2.2. Hyperprolactinemia in the Event of Reduced Inhibitive Prolactin Activity from the Central Nervous System (Hypothalamus)

Non-hormone-releasing and other pituitary-hormone-secretory hypophysis tumours can result in a hyperprolactinemia (pseudoprolactinoma, attendant hyperprolactinemia). It is of clinical importance to differentiate by diagnosis between a macroprolactinoma and a pseudoprolactinoma, as the latter would not respond to medication therapy with ensuing shrinkage of the tumour (see below). In the case of attendant hyperprolactinemia, the prolactin levels are frequently inadequately low given the size of the tumour. However, cystic, i.e. hollowed-out macroprolactinoma, which can simulate a large adenoma volume in an x-ray, occasionally ensue in lower prolactin levels. A precise diagnosis can only be obtained by means of a tissue examination (immune histology).

Tumours claiming suprasellar space, craniopharyngioma and other hypothalamic tumours ensue in the destruction of the dopamine-forming centres in the hypothalamus, and thereby in disinhibition of the prolactin cells with consequent hyperprolactinemia.

As these patients frequently also suffer from the lack of other stimulating hypothalamic neurohormones, they then also show an insufficiency of anterior pituitary hormones or enhanced water exudation (diabetes insipidus).

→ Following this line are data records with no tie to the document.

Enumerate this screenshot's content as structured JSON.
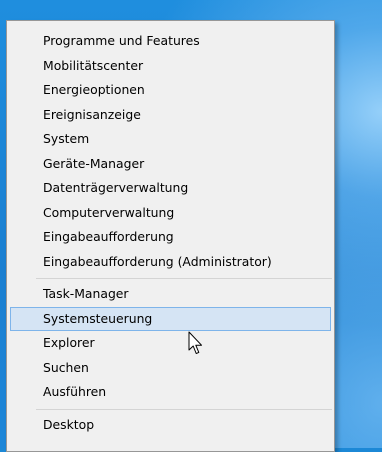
{
  "menu": {
    "items": [
      "Programme und Features",
      "Mobilitätscenter",
      "Energieoptionen",
      "Ereignisanzeige",
      "System",
      "Geräte-Manager",
      "Datenträgerverwaltung",
      "Computerverwaltung",
      "Eingabeaufforderung",
      "Eingabeaufforderung (Administrator)",
      "Task-Manager",
      "Systemsteuerung",
      "Explorer",
      "Suchen",
      "Ausführen",
      "Desktop"
    ],
    "highlighted": "Systemsteuerung"
  },
  "colors": {
    "desktop": "#1a7fd1",
    "menu_background": "#f0f0f0",
    "highlight_fill": "#d5e4f4",
    "highlight_border": "#7eb4ea"
  },
  "icons": {
    "cursor": "mouse-pointer-icon"
  }
}
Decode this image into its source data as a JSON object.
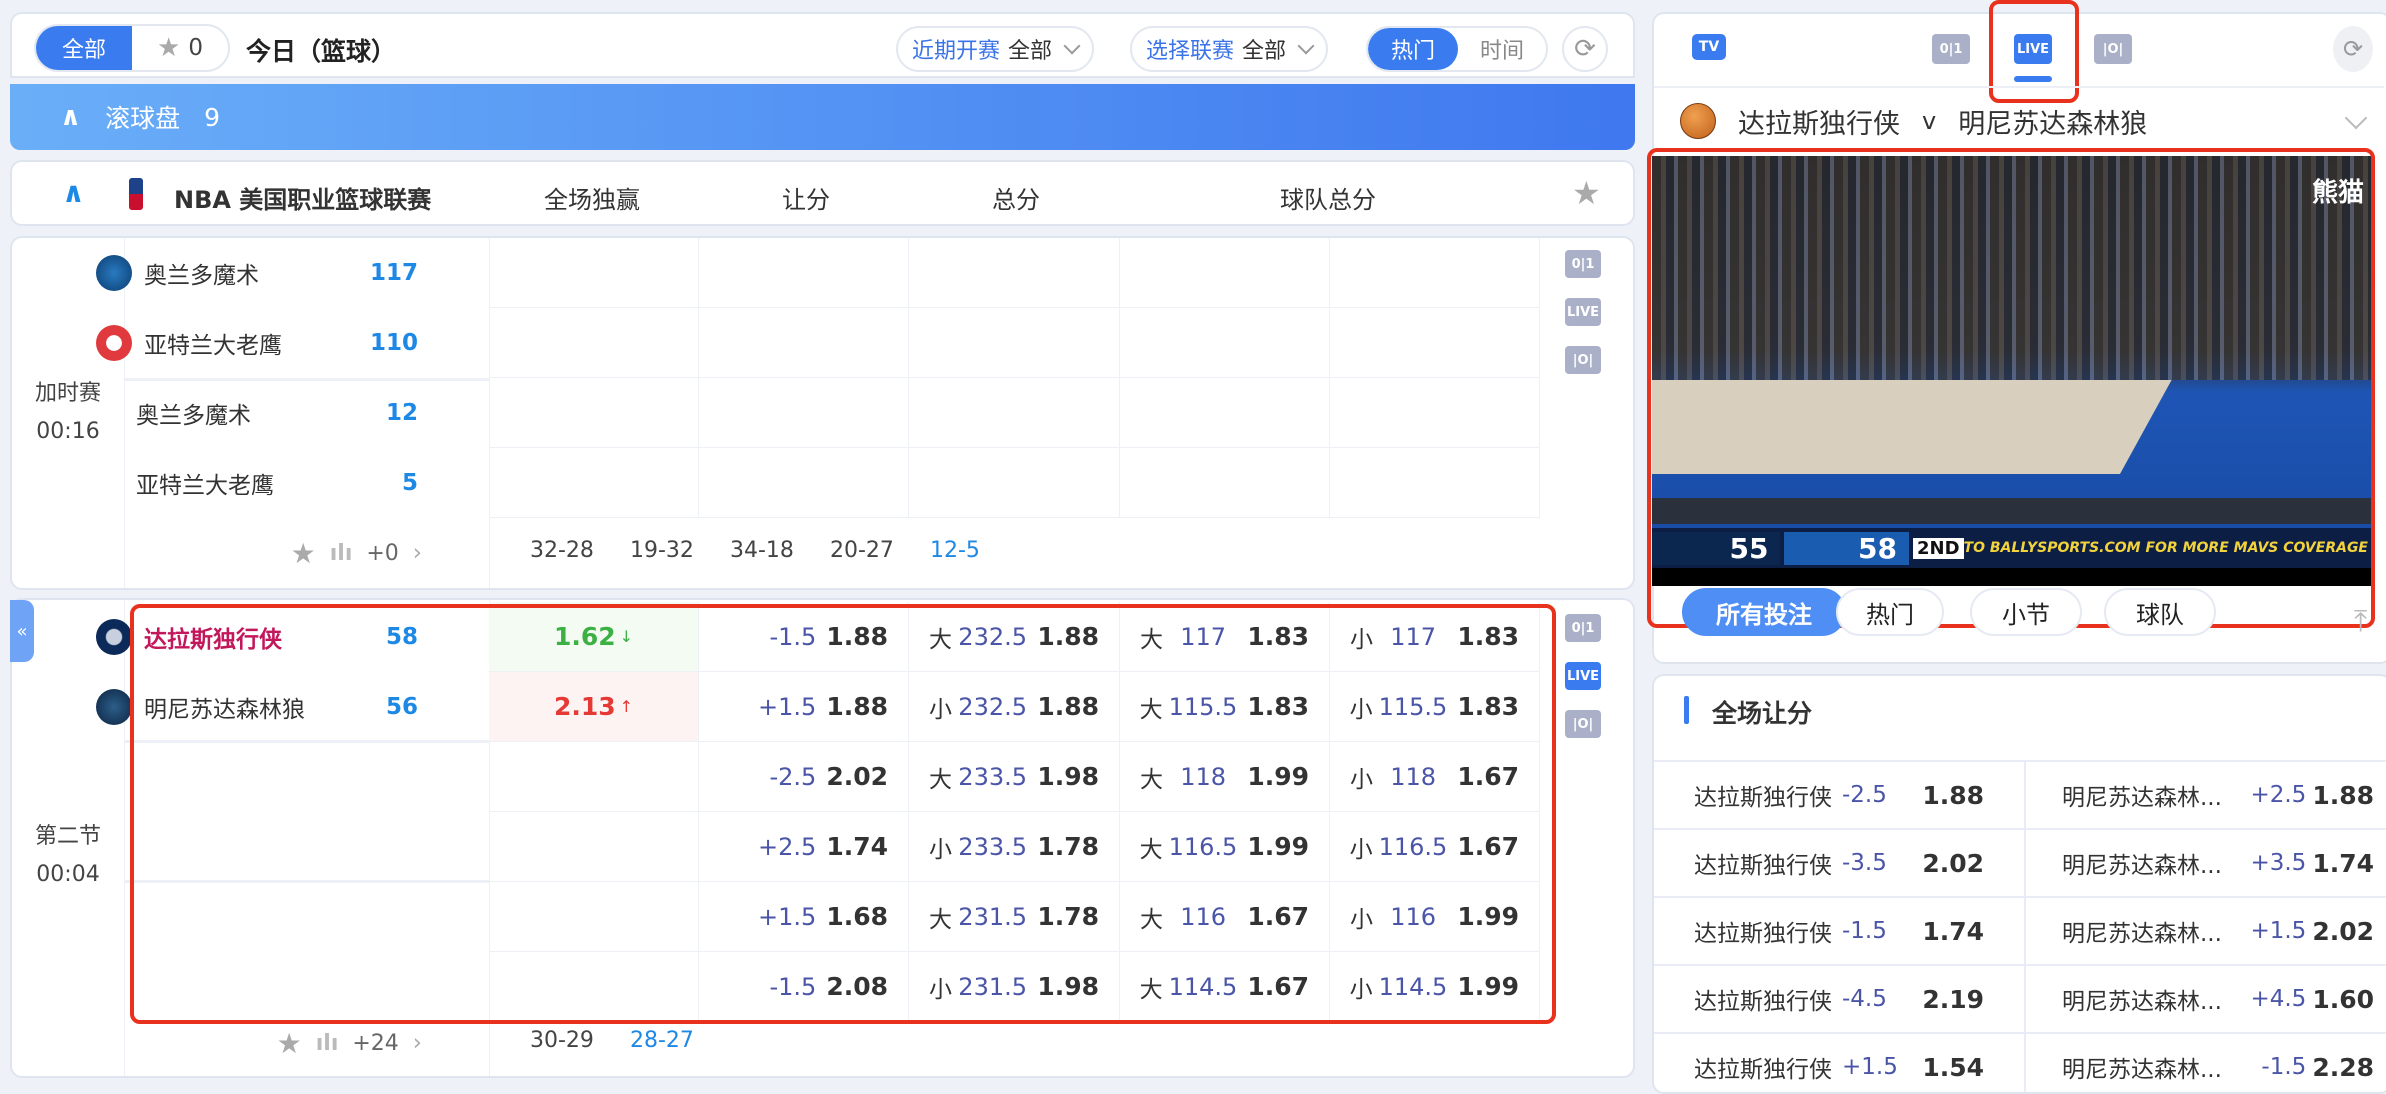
{
  "toolbar": {
    "all_label": "全部",
    "fav_count": "0",
    "title": "今日（篮球）",
    "recent_label": "近期开赛",
    "recent_value": "全部",
    "league_label": "选择联赛",
    "league_value": "全部",
    "hot_label": "热门",
    "time_label": "时间"
  },
  "banner": {
    "label": "滚球盘",
    "count": "9"
  },
  "league": {
    "name": "NBA 美国职业篮球联赛",
    "columns": [
      "全场独赢",
      "让分",
      "总分",
      "球队总分"
    ]
  },
  "game1": {
    "period": "加时赛",
    "clock": "00:16",
    "home": "奥兰多魔术",
    "home_score": "117",
    "away": "亚特兰大老鹰",
    "away_score": "110",
    "sub_home": "奥兰多魔术",
    "sub_home_score": "12",
    "sub_away": "亚特兰大老鹰",
    "sub_away_score": "5",
    "more": "+0",
    "quarters": [
      "32-28",
      "19-32",
      "34-18",
      "20-27",
      "12-5"
    ]
  },
  "game2": {
    "period": "第二节",
    "clock": "00:04",
    "home": "达拉斯独行侠",
    "home_score": "58",
    "away": "明尼苏达森林狼",
    "away_score": "56",
    "more": "+24",
    "quarters": [
      "30-29",
      "28-27"
    ],
    "moneyline": [
      {
        "value": "1.62",
        "dir": "down",
        "color": "#3cb043"
      },
      {
        "value": "2.13",
        "dir": "up",
        "color": "#e53935"
      }
    ],
    "rows": [
      {
        "h": [
          "-1.5",
          "1.88"
        ],
        "t": [
          "大",
          "232.5",
          "1.88"
        ],
        "a": [
          "大",
          "117",
          "1.83"
        ],
        "b": [
          "小",
          "117",
          "1.83"
        ]
      },
      {
        "h": [
          "+1.5",
          "1.88"
        ],
        "t": [
          "小",
          "232.5",
          "1.88"
        ],
        "a": [
          "大",
          "115.5",
          "1.83"
        ],
        "b": [
          "小",
          "115.5",
          "1.83"
        ]
      },
      {
        "h": [
          "-2.5",
          "2.02"
        ],
        "t": [
          "大",
          "233.5",
          "1.98"
        ],
        "a": [
          "大",
          "118",
          "1.99"
        ],
        "b": [
          "小",
          "118",
          "1.67"
        ]
      },
      {
        "h": [
          "+2.5",
          "1.74"
        ],
        "t": [
          "小",
          "233.5",
          "1.78"
        ],
        "a": [
          "大",
          "116.5",
          "1.99"
        ],
        "b": [
          "小",
          "116.5",
          "1.67"
        ]
      },
      {
        "h": [
          "+1.5",
          "1.68"
        ],
        "t": [
          "大",
          "231.5",
          "1.78"
        ],
        "a": [
          "大",
          "116",
          "1.67"
        ],
        "b": [
          "小",
          "116",
          "1.99"
        ]
      },
      {
        "h": [
          "-1.5",
          "2.08"
        ],
        "t": [
          "小",
          "231.5",
          "1.98"
        ],
        "a": [
          "大",
          "114.5",
          "1.67"
        ],
        "b": [
          "小",
          "114.5",
          "1.99"
        ]
      }
    ]
  },
  "icons": {
    "score": "0|1",
    "live": "LIVE",
    "field": "|O|",
    "tv": "TV"
  },
  "right": {
    "match_home": "达拉斯独行侠",
    "vs": "v",
    "match_away": "明尼苏达森林狼",
    "video": {
      "score_away": "55",
      "score_home": "58",
      "period": "2ND",
      "banner": "TO BALLYSPORTS.COM FOR MORE MAVS COVERAGE",
      "watermark": "熊猫"
    },
    "bet_tabs": [
      "所有投注",
      "热门",
      "小节",
      "球队"
    ],
    "section_title": "全场让分",
    "spreads": [
      {
        "home": "达拉斯独行侠",
        "hl": "-2.5",
        "ho": "1.88",
        "away": "明尼苏达森林...",
        "al": "+2.5",
        "ao": "1.88"
      },
      {
        "home": "达拉斯独行侠",
        "hl": "-3.5",
        "ho": "2.02",
        "away": "明尼苏达森林...",
        "al": "+3.5",
        "ao": "1.74"
      },
      {
        "home": "达拉斯独行侠",
        "hl": "-1.5",
        "ho": "1.74",
        "away": "明尼苏达森林...",
        "al": "+1.5",
        "ao": "2.02"
      },
      {
        "home": "达拉斯独行侠",
        "hl": "-4.5",
        "ho": "2.19",
        "away": "明尼苏达森林...",
        "al": "+4.5",
        "ao": "1.60"
      },
      {
        "home": "达拉斯独行侠",
        "hl": "+1.5",
        "ho": "1.54",
        "away": "明尼苏达森林...",
        "al": "-1.5",
        "ao": "2.28"
      }
    ]
  },
  "colors": {
    "accent": "#3a7bf0",
    "highlight": "#e8321e",
    "score": "#1e88e5"
  }
}
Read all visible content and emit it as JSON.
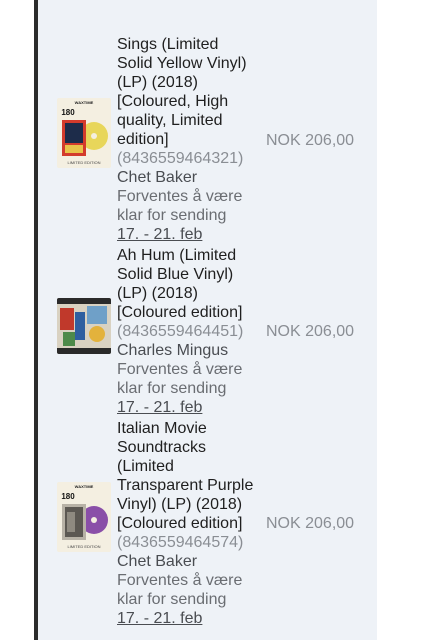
{
  "items": [
    {
      "title_lines": [
        "Sings (Limited",
        "Solid Yellow Vinyl)",
        "(LP) (2018)",
        "[Coloured, High",
        "quality, Limited",
        "edition]"
      ],
      "sku": "(8436559464321)",
      "artist": "Chet Baker",
      "shipping_lines": [
        "Forventes å være",
        "klar for sending"
      ],
      "date": "17. - 21. feb",
      "price": "NOK 206,00",
      "thumb_logo": "WAXTIME",
      "thumb_badge": "180",
      "thumb_caption": "LIMITED EDITION",
      "vinyl_color": "#e8d65a"
    },
    {
      "title_lines": [
        "Ah Hum (Limited",
        "Solid Blue Vinyl)",
        "(LP) (2018)",
        "[Coloured edition]"
      ],
      "sku": "(8436559464451)",
      "artist": "Charles Mingus",
      "shipping_lines": [
        "Forventes å være",
        "klar for sending"
      ],
      "date": "17. - 21. feb",
      "price": "NOK 206,00",
      "vinyl_color": "#3d6fb3"
    },
    {
      "title_lines": [
        "Italian Movie",
        "Soundtracks",
        "(Limited",
        "Transparent Purple",
        "Vinyl) (LP) (2018)",
        "[Coloured edition]"
      ],
      "sku": "(8436559464574)",
      "artist": "Chet Baker",
      "shipping_lines": [
        "Forventes å være",
        "klar for sending"
      ],
      "date": "17. - 21. feb",
      "price": "NOK 206,00",
      "thumb_logo": "WAXTIME",
      "thumb_badge": "180",
      "thumb_caption": "LIMITED EDITION",
      "vinyl_color": "#8a4fa8"
    }
  ]
}
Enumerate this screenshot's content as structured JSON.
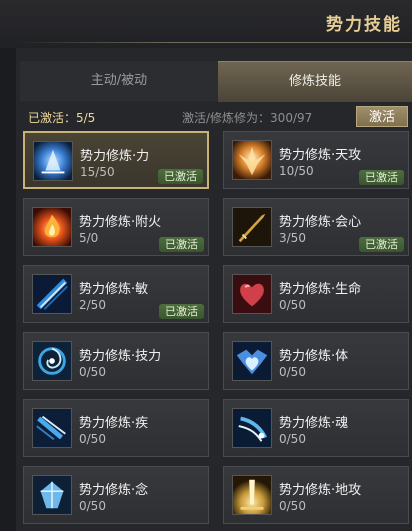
{
  "header": {
    "title": "势力技能"
  },
  "tabs": [
    {
      "label": "主动/被动",
      "active": false
    },
    {
      "label": "修炼技能",
      "active": true
    }
  ],
  "status": {
    "active_label": "已激活：5/5",
    "cultivation_label": "激活/修炼修为：300/97",
    "activate_button": "激活"
  },
  "badge_text": "已激活",
  "skills": [
    {
      "name": "势力修炼·力",
      "level": "15/50",
      "activated": true,
      "icon": "strength-icon",
      "color": "#3a7fd4"
    },
    {
      "name": "势力修炼·天攻",
      "level": "10/50",
      "activated": true,
      "icon": "sky-attack-icon",
      "color": "#d9822b"
    },
    {
      "name": "势力修炼·附火",
      "level": "5/0",
      "activated": true,
      "icon": "fire-icon",
      "color": "#e8551c"
    },
    {
      "name": "势力修炼·会心",
      "level": "3/50",
      "activated": true,
      "icon": "critical-sword-icon",
      "color": "#d6a546"
    },
    {
      "name": "势力修炼·敏",
      "level": "2/50",
      "activated": true,
      "icon": "agility-icon",
      "color": "#2f8be0"
    },
    {
      "name": "势力修炼·生命",
      "level": "0/50",
      "activated": false,
      "icon": "heart-icon",
      "color": "#d0404a"
    },
    {
      "name": "势力修炼·技力",
      "level": "0/50",
      "activated": false,
      "icon": "vortex-icon",
      "color": "#3fa6e6"
    },
    {
      "name": "势力修炼·体",
      "level": "0/50",
      "activated": false,
      "icon": "body-shield-icon",
      "color": "#4a8fe0"
    },
    {
      "name": "势力修炼·疾",
      "level": "0/50",
      "activated": false,
      "icon": "speed-icon",
      "color": "#4aa8ee"
    },
    {
      "name": "势力修炼·魂",
      "level": "0/50",
      "activated": false,
      "icon": "soul-icon",
      "color": "#5fb6f0"
    },
    {
      "name": "势力修炼·念",
      "level": "0/50",
      "activated": false,
      "icon": "crystal-icon",
      "color": "#6fb8ea"
    },
    {
      "name": "势力修炼·地攻",
      "level": "0/50",
      "activated": false,
      "icon": "earth-attack-icon",
      "color": "#c79a3a"
    }
  ]
}
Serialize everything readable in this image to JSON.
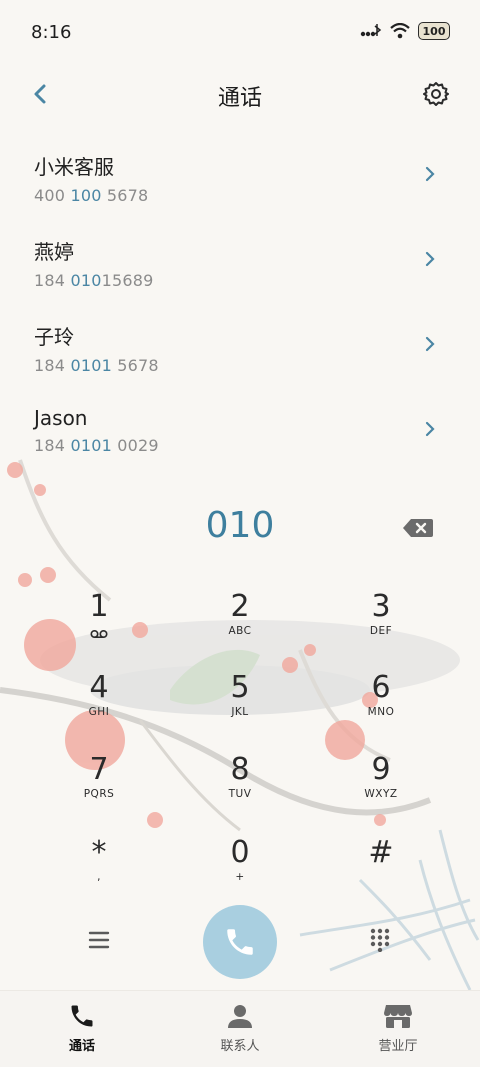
{
  "status": {
    "time": "8:16",
    "battery": "100"
  },
  "header": {
    "title": "通话"
  },
  "contacts": [
    {
      "name": "小米客服",
      "num_a": "400 ",
      "num_hl": "100",
      "num_b": " 5678"
    },
    {
      "name": "燕婷",
      "num_a": "184 ",
      "num_hl": "010",
      "num_b": "15689"
    },
    {
      "name": "子玲",
      "num_a": "184 ",
      "num_hl": "0101",
      "num_b": " 5678"
    },
    {
      "name": "Jason",
      "num_a": "184 ",
      "num_hl": "0101",
      "num_b": " 0029"
    }
  ],
  "dial": {
    "digits": "010"
  },
  "keypad": [
    {
      "digit": "1",
      "letters": ""
    },
    {
      "digit": "2",
      "letters": "ABC"
    },
    {
      "digit": "3",
      "letters": "DEF"
    },
    {
      "digit": "4",
      "letters": "GHI"
    },
    {
      "digit": "5",
      "letters": "JKL"
    },
    {
      "digit": "6",
      "letters": "MNO"
    },
    {
      "digit": "7",
      "letters": "PQRS"
    },
    {
      "digit": "8",
      "letters": "TUV"
    },
    {
      "digit": "9",
      "letters": "WXYZ"
    },
    {
      "digit": "*",
      "letters": ","
    },
    {
      "digit": "0",
      "letters": "+"
    },
    {
      "digit": "#",
      "letters": ""
    }
  ],
  "nav": {
    "calls": "通话",
    "contacts": "联系人",
    "hall": "营业厅"
  },
  "colors": {
    "accent": "#3e7f9e",
    "call_button": "#a9cfe0",
    "background": "#f9f7f3"
  },
  "icons": [
    "back-arrow-icon",
    "settings-gear-icon",
    "chevron-right-icon",
    "backspace-icon",
    "voicemail-icon",
    "menu-icon",
    "call-icon",
    "dialpad-icon",
    "phone-tab-icon",
    "person-tab-icon",
    "store-tab-icon"
  ]
}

Processes at the cranial base, for example chronic inflammatory diseases (granu-lomatoses) or malignant system diseases, such as Hodgkin's disease can derange the transport of dopamine to the prolactin cells of the anterior pituitary lobe, thus inducing hyperprolactinemia (see Table 3).

One of the most frequent causes for hyperprolactinemia is the administration of medication interfering with the dopamine metabolism. As a rule, these are dopamine- antagonistic substances, which compete with the dopamine for the receptors at the prolactin cells. This refers in particular to medication suppressing nausea, such as Metoclopramide and psycho-active drugs, such as Sulpiride or phenothiazines, as well as neuroleptic drugs, in particular Haloperidol (Table 5).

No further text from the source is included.